Before COVID-19, Bendigo Foodshare helped more than 12,000 people with food relief each week. But since the pandemic began Bridget says there’s been an increased demand of around 30 per cent for food support. This demand from the community combined with hospitality businesses being severely impacted by lockdown restrictions led to a unique program being established.
Cafes for COVID started as a GoFundMe campaign to support local hospitality businesses while providing cooked meals for people in need. The idea was that Bendigo Foodshare would pay local businesses $5 for each meal they cooked that would then be distributed through the food relief network. “We supplied the businesses with containers and labels, and they turned the excess food we had into meals for the community,” Bridget says. “We raised $11,200 and so far, we’ve made 3,000 meals. By December that number will look more like 5,000 meals.”
Now in the second round, Cafes for COVID has the support of StreetSmart, a charity taking action against homelessness. StreetSmart has contributed over $8000 to make 900 meals in three weeks. “All the meals are delicious and nutritious,” Bridget says.
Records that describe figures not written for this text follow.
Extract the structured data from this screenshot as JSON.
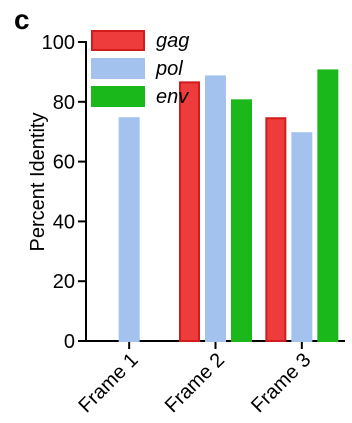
{
  "panel_letter": "c",
  "chart_data": {
    "type": "bar",
    "categories": [
      "Frame 1",
      "Frame 2",
      "Frame 3"
    ],
    "series": [
      {
        "name": "gag",
        "values": [
          null,
          86.5,
          74.5
        ],
        "color": "#ee3b3b",
        "edge": "#d01c1c"
      },
      {
        "name": "pol",
        "values": [
          74.5,
          88.5,
          69.5
        ],
        "color": "#a3c3ee",
        "edge": "#a3c3ee"
      },
      {
        "name": "env",
        "values": [
          null,
          80.5,
          90.5
        ],
        "color": "#1bb81b",
        "edge": "#1bb81b"
      }
    ],
    "ylabel": "Percent Identity",
    "xlabel": "",
    "ylim": [
      0,
      100
    ],
    "yticks": [
      0,
      20,
      40,
      60,
      80,
      100
    ],
    "legend_position": "top-left",
    "grid": false
  }
}
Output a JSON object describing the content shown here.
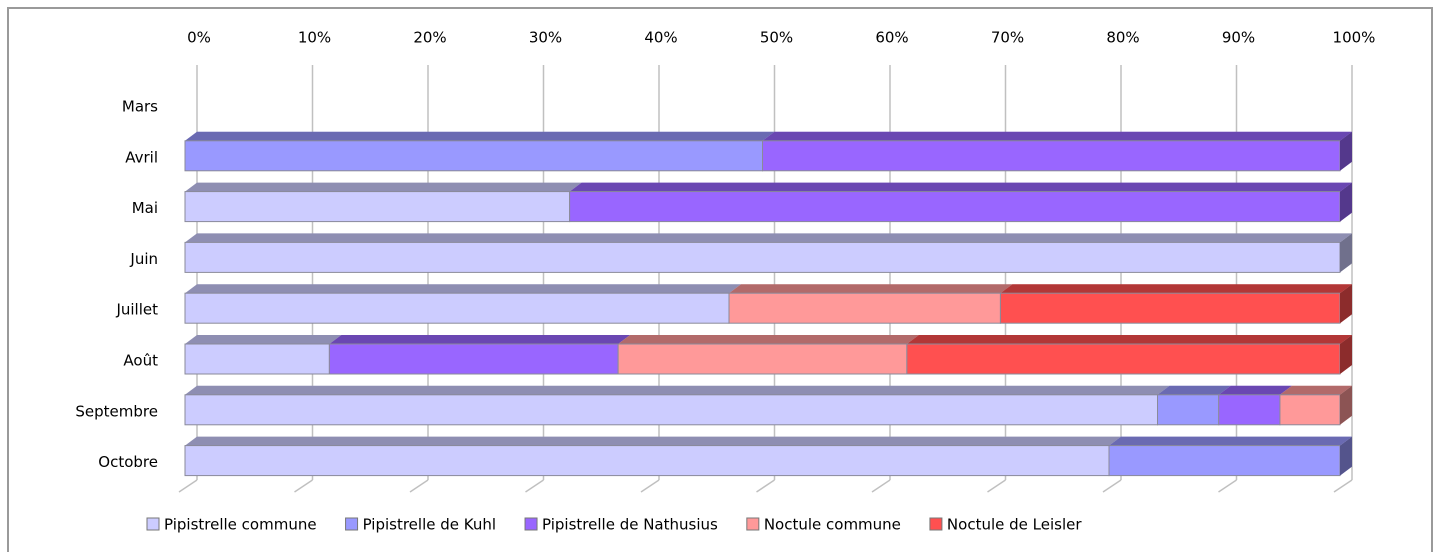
{
  "chart_data": {
    "type": "stacked-bar-horizontal",
    "categories": [
      "Mars",
      "Avril",
      "Mai",
      "Juin",
      "Juillet",
      "Août",
      "Septembre",
      "Octobre"
    ],
    "series": [
      {
        "name": "Pipistrelle commune",
        "color": "#ccccff",
        "values": [
          0,
          0,
          33.3,
          100,
          47.1,
          12.5,
          84.2,
          80
        ]
      },
      {
        "name": "Pipistrelle de Kuhl",
        "color": "#9999ff",
        "values": [
          0,
          50,
          0,
          0,
          0,
          0,
          5.3,
          20
        ]
      },
      {
        "name": "Pipistrelle de Nathusius",
        "color": "#9966ff",
        "values": [
          0,
          50,
          66.7,
          0,
          0,
          25,
          5.3,
          0
        ]
      },
      {
        "name": "Noctule commune",
        "color": "#ff9999",
        "values": [
          0,
          0,
          0,
          0,
          23.5,
          25,
          5.2,
          0
        ]
      },
      {
        "name": "Noctule de Leisler",
        "color": "#ff5050",
        "values": [
          0,
          0,
          0,
          0,
          29.4,
          37.5,
          0,
          0
        ]
      }
    ],
    "xlim": [
      0,
      100
    ],
    "xticks": [
      {
        "value": 0,
        "label": "0%"
      },
      {
        "value": 10,
        "label": "10%"
      },
      {
        "value": 20,
        "label": "20%"
      },
      {
        "value": 30,
        "label": "30%"
      },
      {
        "value": 40,
        "label": "40%"
      },
      {
        "value": 50,
        "label": "50%"
      },
      {
        "value": 60,
        "label": "60%"
      },
      {
        "value": 70,
        "label": "70%"
      },
      {
        "value": 80,
        "label": "80%"
      },
      {
        "value": 90,
        "label": "90%"
      },
      {
        "value": 100,
        "label": "100%"
      }
    ],
    "grid": true,
    "legend": "bottom"
  }
}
In addition to formal arrangements, Foodshare has had significant support from several local businesses. “The owner of The National Hotel, Bruce Morcom, has been making meals right throughout the pandemic for free,” Bridget says. “He and his staff are cooking for women and families at Annie North, the women’s family violence refuge service.”
For Bridget, while the pandemic has brought new levels of need and food insecurity, she’s seen how connected the community has become.
“We had a beautiful experience early on in the pandemic,” she says. “We were able to take meals that had been cooked by The National Hotel, with chickpeas that had been donated by farmer Brendan Williams and apples picked by volunteers in Harcourt. Those meals show a real coming together of people. We are part of the community and are trying to break the poverty cycle. What could be more important than that?”